CIPD – Barely half of graduates are in graduate-level jobs

CIPD survey suggests official figures may be over-estimated; female graduates earn £2,500 less on average

Universities have come under pressure to justify their tuition fees after new CIPD research revealed that a little over half of graduates are in graduate-level jobs six months after leaving education.

Graduates are also earning well below the UK average wage, while female graduates are paid less than men, according to The graduate employment gap: expectations versus reality.

Just 52 per cent of university graduates had found graduate-level jobs six months after graduation, while almost a third were earning less than £20,000, compared to the UK average wage of £28,300. While the average salary for male graduates is £24,000, women are paid just £21,500.

STEM (science, technology, engineering and mathematics) graduates were found to be more likely to be unemployed after six months than the average graduate, despite successive government strategies designed to prioritise such degrees.

Lizzie Crowley, skills adviser at the CIPD, said the report showed the government’s “preoccupation” with boosting graduate numbers had led to high levels of over-qualification and “potential skills mismatches” that undermined productivity growth. She called on the government to consider linking tuition fees to graduate destination data, to prevent higher education institutions charging top-rate fees while delivering disappointing outcomes.

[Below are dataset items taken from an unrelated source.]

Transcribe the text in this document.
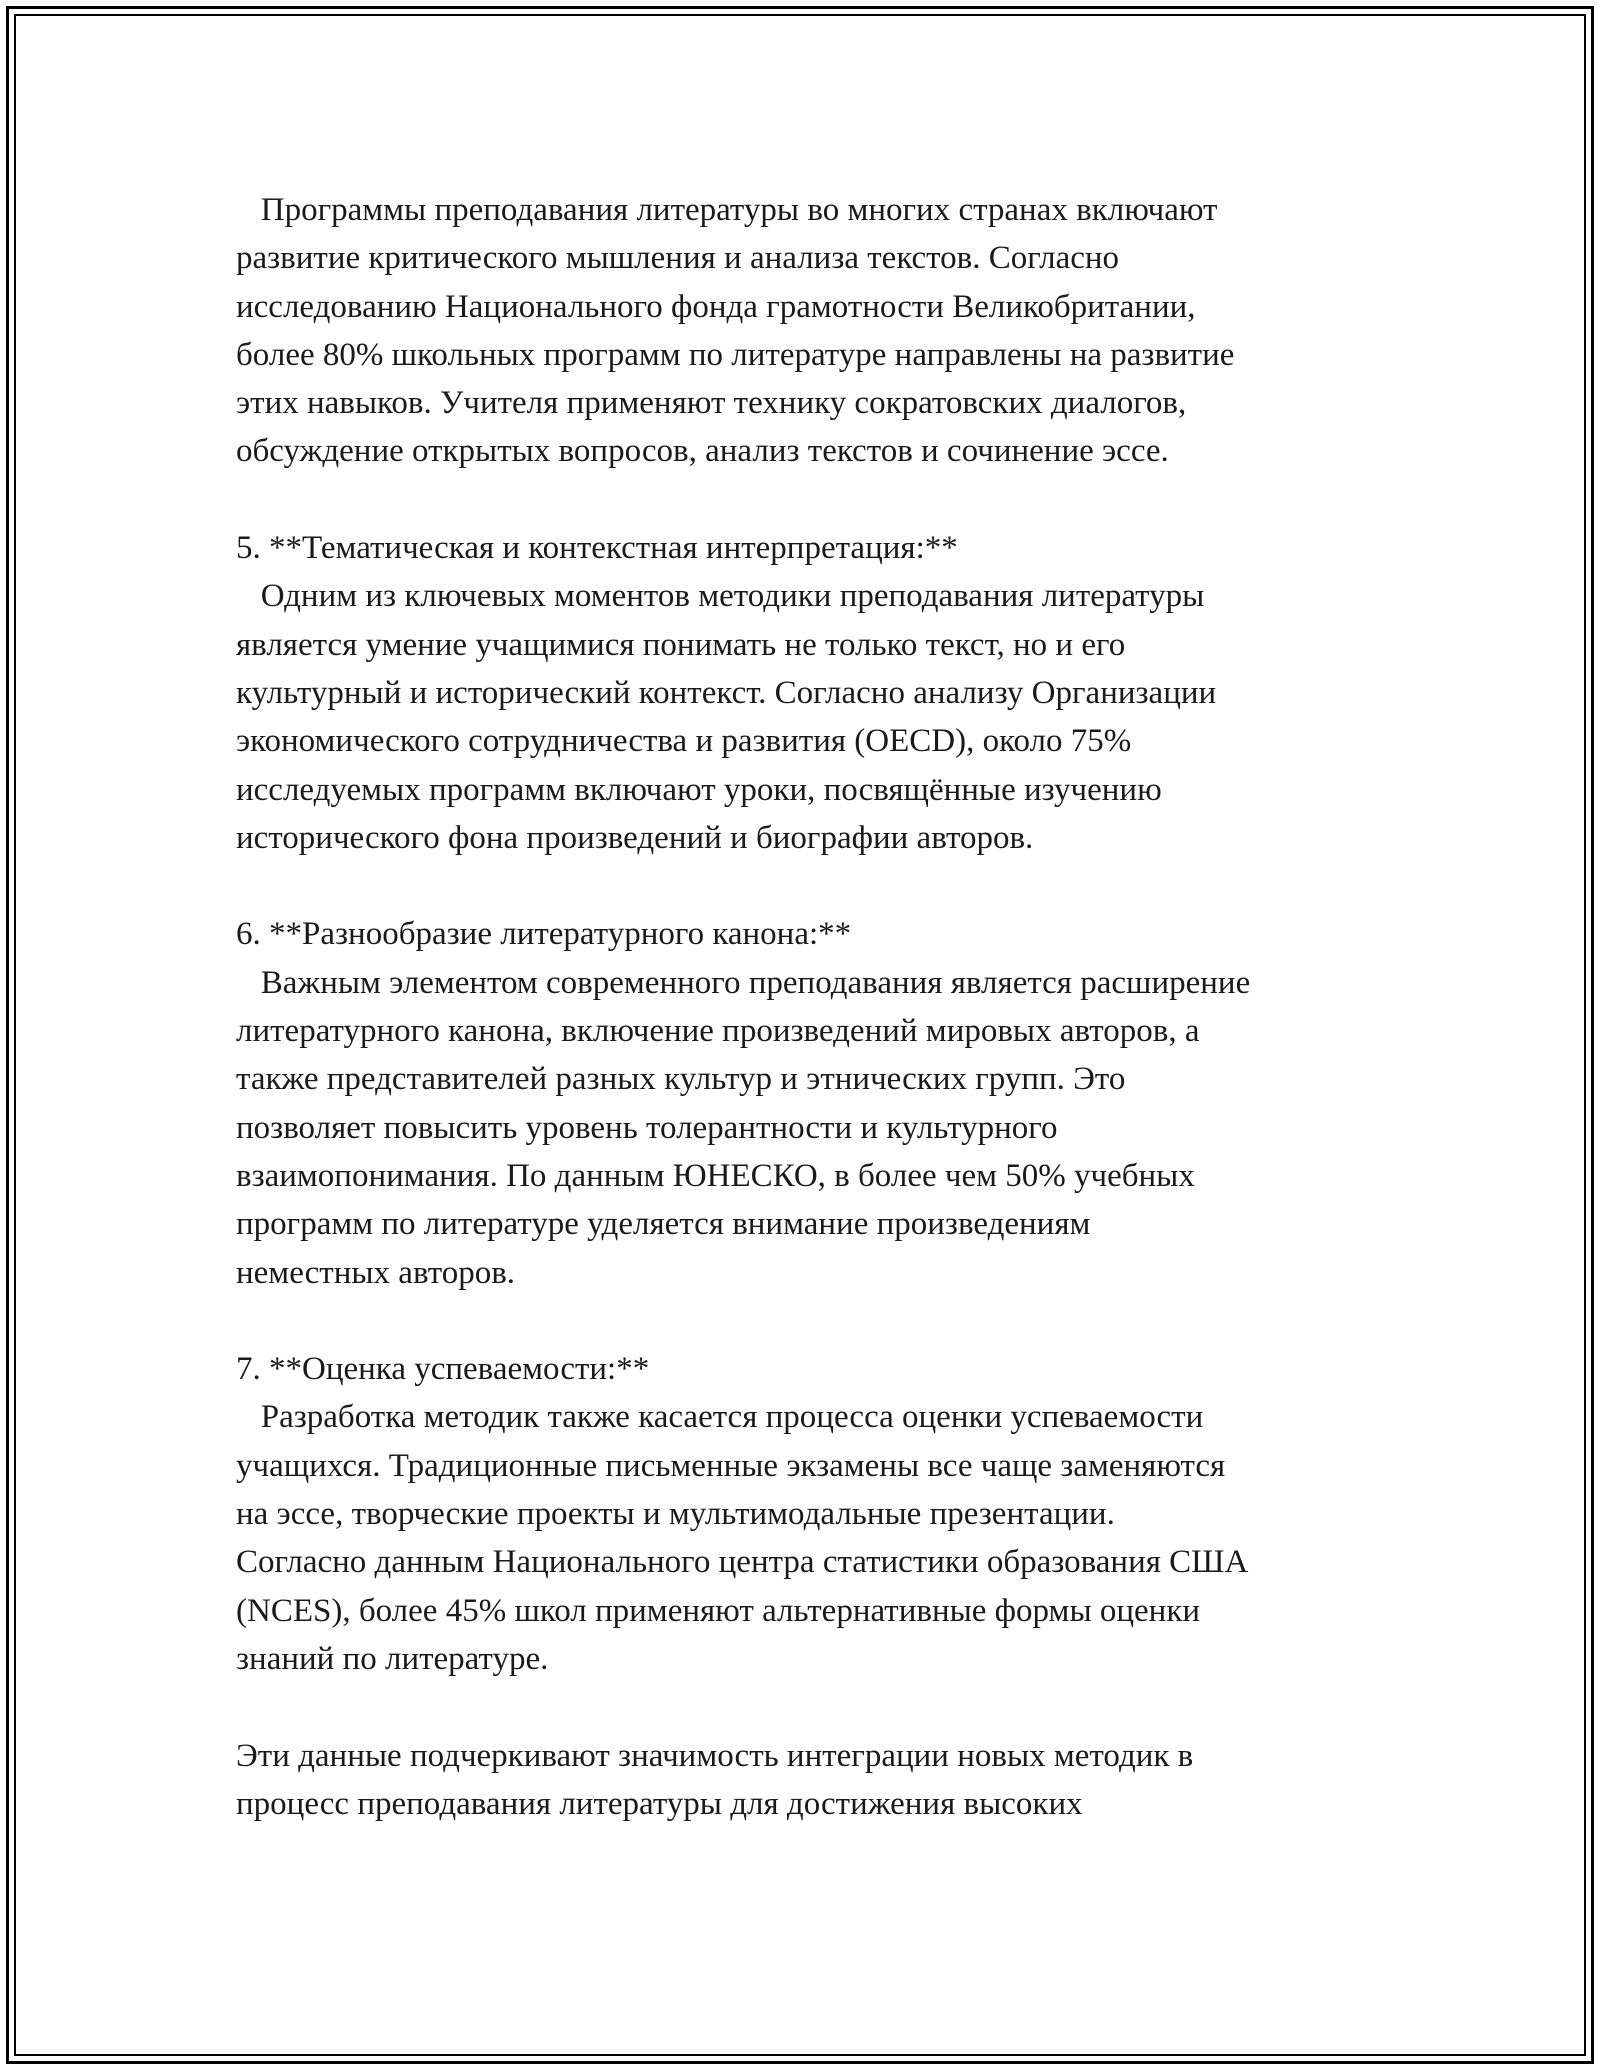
Программы преподавания литературы во многих странах включают
развитие критического мышления и анализа текстов. Согласно
исследованию Национального фонда грамотности Великобритании,
более 80% школьных программ по литературе направлены на развитие
этих навыков. Учителя применяют технику сократовских диалогов,
обсуждение открытых вопросов, анализ текстов и сочинение эссе.
5. **Тематическая и контекстная интерпретация:**
Одним из ключевых моментов методики преподавания литературы
является умение учащимися понимать не только текст, но и его
культурный и исторический контекст. Согласно анализу Организации
экономического сотрудничества и развития (OECD), около 75%
исследуемых программ включают уроки, посвящённые изучению
исторического фона произведений и биографии авторов.
6. **Разнообразие литературного канона:**
Важным элементом современного преподавания является расширение
литературного канона, включение произведений мировых авторов, а
также представителей разных культур и этнических групп. Это
позволяет повысить уровень толерантности и культурного
взаимопонимания. По данным ЮНЕСКО, в более чем 50% учебных
программ по литературе уделяется внимание произведениям
неместных авторов.
7. **Оценка успеваемости:**
Разработка методик также касается процесса оценки успеваемости
учащихся. Традиционные письменные экзамены все чаще заменяются
на эссе, творческие проекты и мультимодальные презентации.
Согласно данным Национального центра статистики образования США
(NCES), более 45% школ применяют альтернативные формы оценки
знаний по литературе.
Эти данные подчеркивают значимость интеграции новых методик в
процесс преподавания литературы для достижения высоких
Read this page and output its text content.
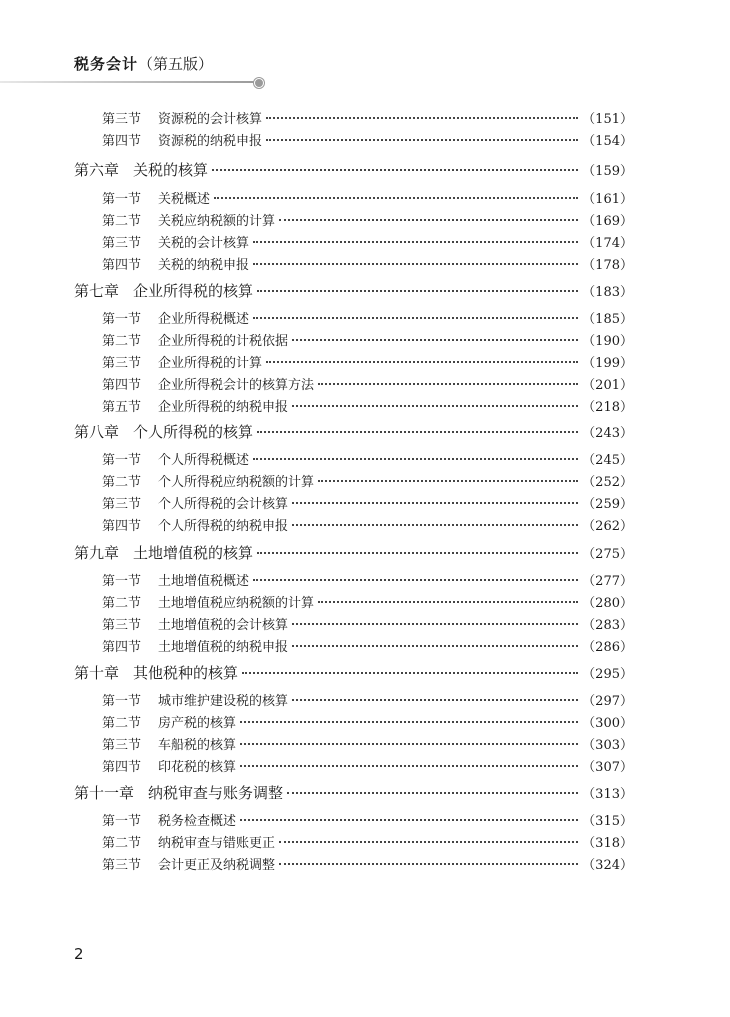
税务会计（第五版）
第三节	资源税的会计核算	（151）
第四节	资源税的纳税申报	（154）
第六章 关税的核算	（159）
第一节	关税概述	（161）
第二节	关税应纳税额的计算	（169）
第三节	关税的会计核算	（174）
第四节	关税的纳税申报	（178）
第七章 企业所得税的核算	（183）
第一节	企业所得税概述	（185）
第二节	企业所得税的计税依据	（190）
第三节	企业所得税的计算	（199）
第四节	企业所得税会计的核算方法	（201）
第五节	企业所得税的纳税申报	（218）
第八章 个人所得税的核算	（243）
第一节	个人所得税概述	（245）
第二节	个人所得税应纳税额的计算	（252）
第三节	个人所得税的会计核算	（259）
第四节	个人所得税的纳税申报	（262）
第九章 土地增值税的核算	（275）
第一节	土地增值税概述	（277）
第二节	土地增值税应纳税额的计算	（280）
第三节	土地增值税的会计核算	（283）
第四节	土地增值税的纳税申报	（286）
第十章 其他税种的核算	（295）
第一节	城市维护建设税的核算	（297）
第二节	房产税的核算	（300）
第三节	车船税的核算	（303）
第四节	印花税的核算	（307）
第十一章 纳税审查与账务调整	（313）
第一节	税务检查概述	（315）
第二节	纳税审查与错账更正	（318）
第三节	会计更正及纳税调整	（324）
2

Coming just a week ahead of the autumn budget, the report accused the government of ‘inflating’ official figures and claiming that 77 per cent of graduates are in graduate-level jobs six months after graduating, by including jobs that do not necessarily require a degree such as fitness instructors, youth and community workers, choreographers and dancers. It recommended that universities should be prevented from charging students the maximum level of tuition fee unless better outcomes are delivered.

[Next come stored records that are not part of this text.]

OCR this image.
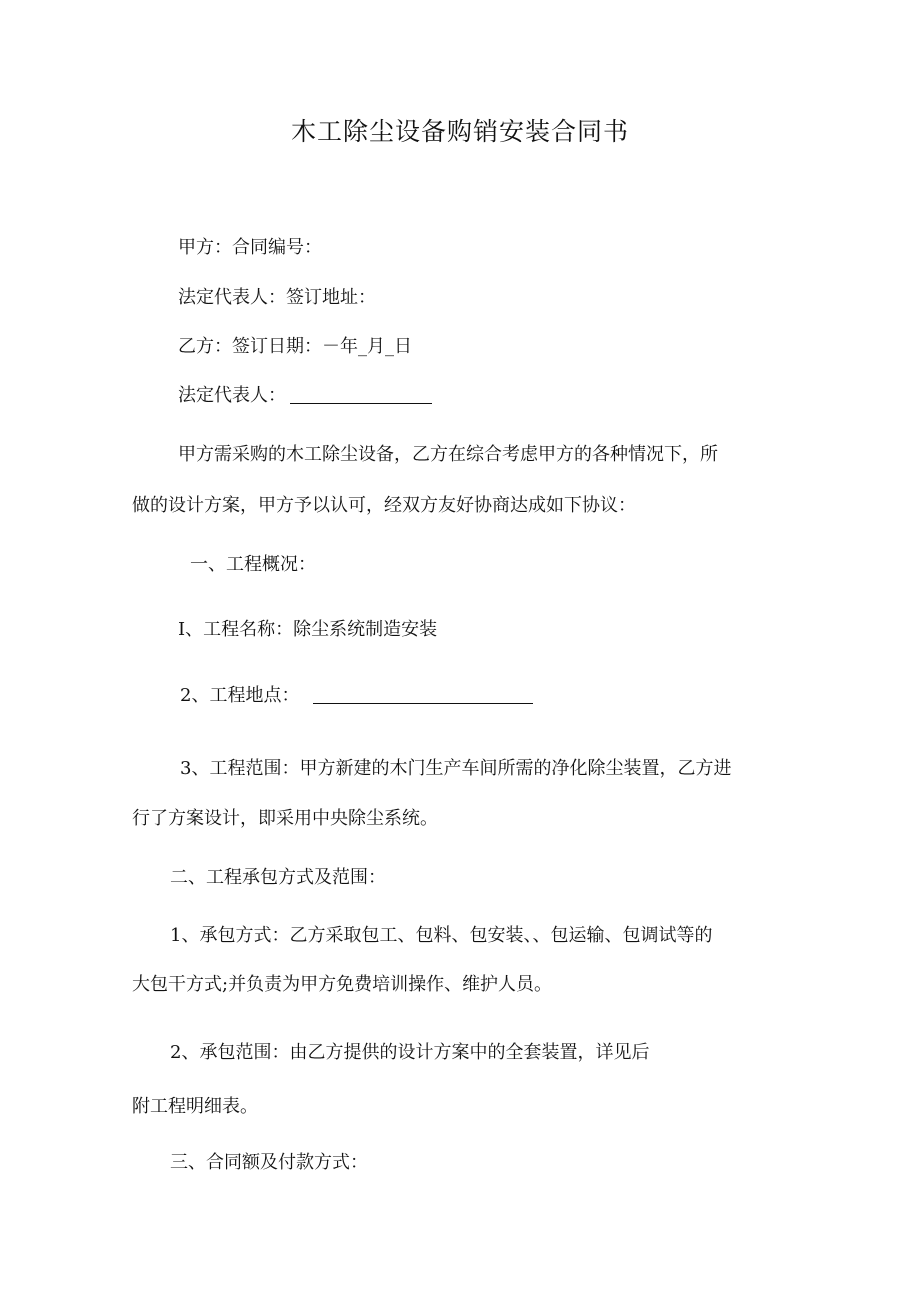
木工除尘设备购销安装合同书
甲方：合同编号：
法定代表人：签订地址：
乙方：签订日期：－年_月_日
法定代表人：
甲方需采购的木工除尘设备，乙方在综合考虑甲方的各种情况下，所
做的设计方案，甲方予以认可，经双方友好协商达成如下协议：
一、工程概况：
I、工程名称：除尘系统制造安装
2、工程地点：
3、工程范围：甲方新建的木门生产车间所需的净化除尘装置，乙方进
行了方案设计，即采用中央除尘系统。
二、工程承包方式及范围：
1、承包方式：乙方采取包工、包料、包安装、、包运输、包调试等的
大包干方式;并负责为甲方免费培训操作、维护人员。
2、承包范围：由乙方提供的设计方案中的全套装置，详见后
附工程明细表。
三、合同额及付款方式：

It is not the first time graduate salaries have been the subject of controversy. Last year, People Management reported that one third of graduates earn less per hour than qualified apprentices. Data obtained by MP Frank Field, chairman of the House of Commons’ work and pensions select committee, showed that 29 per cent of graduates earned less per hour than fully fledged apprentices, while pay rates for 10 per cent of graduates had actually decreased.

The figures on gender were particularly troubling, said Crowley, who dismissed previous claims that differential pay between male and female graduates was related to chosen subjects of study.

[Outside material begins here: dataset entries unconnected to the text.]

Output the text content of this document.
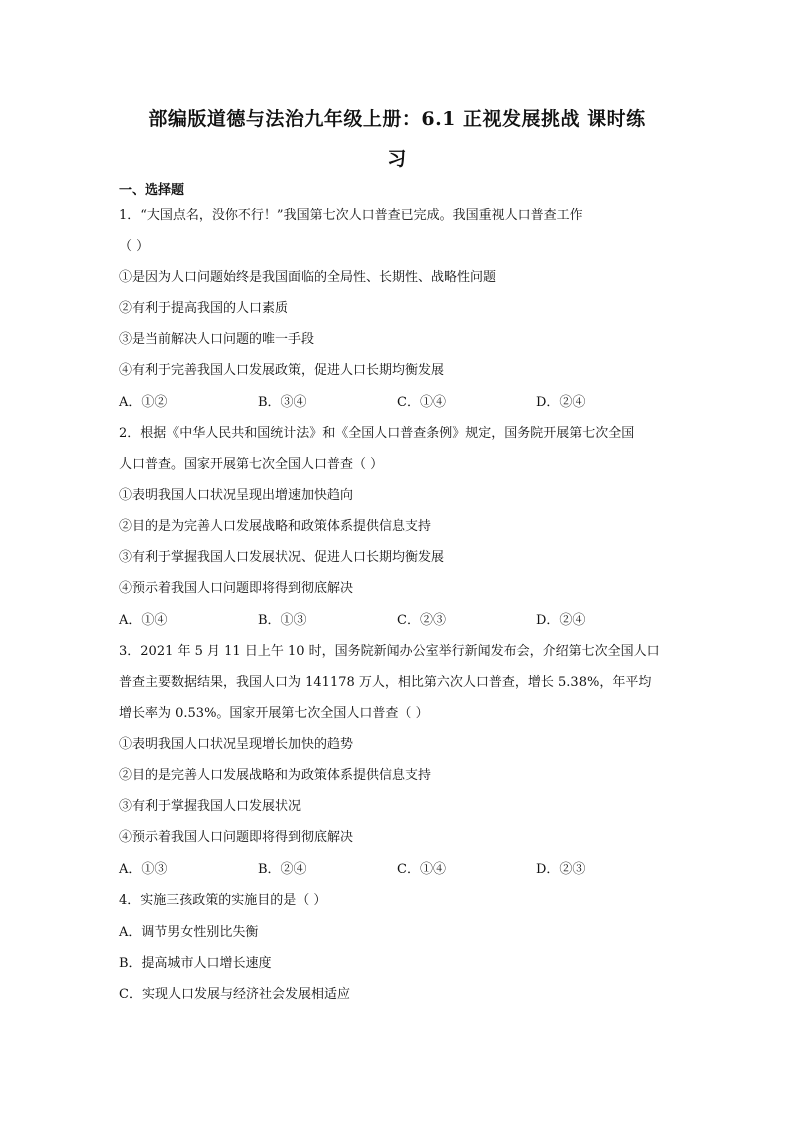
部编版道德与法治九年级上册：6.1 正视发展挑战 课时练
习
一、选择题
1．“大国点名，没你不行！”我国第七次人口普查已完成。我国重视人口普查工作
（ ）
①是因为人口问题始终是我国面临的全局性、长期性、战略性问题
②有利于提高我国的人口素质
③是当前解决人口问题的唯一手段
④有利于完善我国人口发展政策，促进人口长期均衡发展
A．①②	B．③④	C．①④	D．②④
2．根据《中华人民共和国统计法》和《全国人口普查条例》规定，国务院开展第七次全国
人口普查。国家开展第七次全国人口普查（ ）
①表明我国人口状况呈现出增速加快趋向
②目的是为完善人口发展战略和政策体系提供信息支持
③有利于掌握我国人口发展状况、促进人口长期均衡发展
④预示着我国人口问题即将得到彻底解决
A．①④	B．①③	C．②③	D．②④
3．2021 年 5 月 11 日上午 10 时，国务院新闻办公室举行新闻发布会，介绍第七次全国人口
普查主要数据结果，我国人口为 141178 万人，相比第六次人口普查，增长 5.38%，年平均
增长率为 0.53%。国家开展第七次全国人口普查（ ）
①表明我国人口状况呈现增长加快的趋势
②目的是完善人口发展战略和为政策体系提供信息支持
③有利于掌握我国人口发展状况
④预示着我国人口问题即将得到彻底解决
A．①③	B．②④	C．①④	D．②③
4．实施三孩政策的实施目的是（ ）
A．调节男女性别比失衡
B．提高城市人口增长速度
C．实现人口发展与经济社会发展相适应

“This data proves that the gender pay gap is baked in from the point of graduation,” she said. “Regardless of when women study, or indeed where they study, they are paid less than their male peers. If we are going to eliminate the gender pay gap, employers need to ensure they are paying fairly right across their organisations from day one, including among recent graduates.”

A YouGov survey in July revealed that one in 10 employers were paying women less than men, and suggested the gender pay gap spanned all levels of employment. Female apprentices were £2,000 a year worse off than their male counterparts.

Duncan Brown, head of HR consultancy at the Institute for Employment Studies, said: “Common assumptions that the gender pay gap is no more for the under 30s are rightly brought into question by the CIPD report. What is particularly worrying are the gaps we are seeing for newly recruited graduates in the same discipline. HR needs to ensure that any pay discretion line managers have on recruitment salaries is properly monitored and controlled.”

But Stephen Isherwood, chief executive of the Institute of Student Employers, said it was not seeing any pay gaps for female graduates on corporate graduate programmes. Instead, female graduates are “more likely” to get through the selection process. However, there is a “fundamental issue” with careers advice and guidance in schools, he said, and he called for more support for pupils to help them understand which education route is best suited to their career aspirations.

Sophie Phillipson, founder of HelloGrads – which prepares students and recent graduates for life after university – told People Management that the issue of unemployed STEM graduates pointed to a much bigger problem: UK businesses are “lagging behind” in adopting new technologies and entry-level salaries do not reflect living, she said.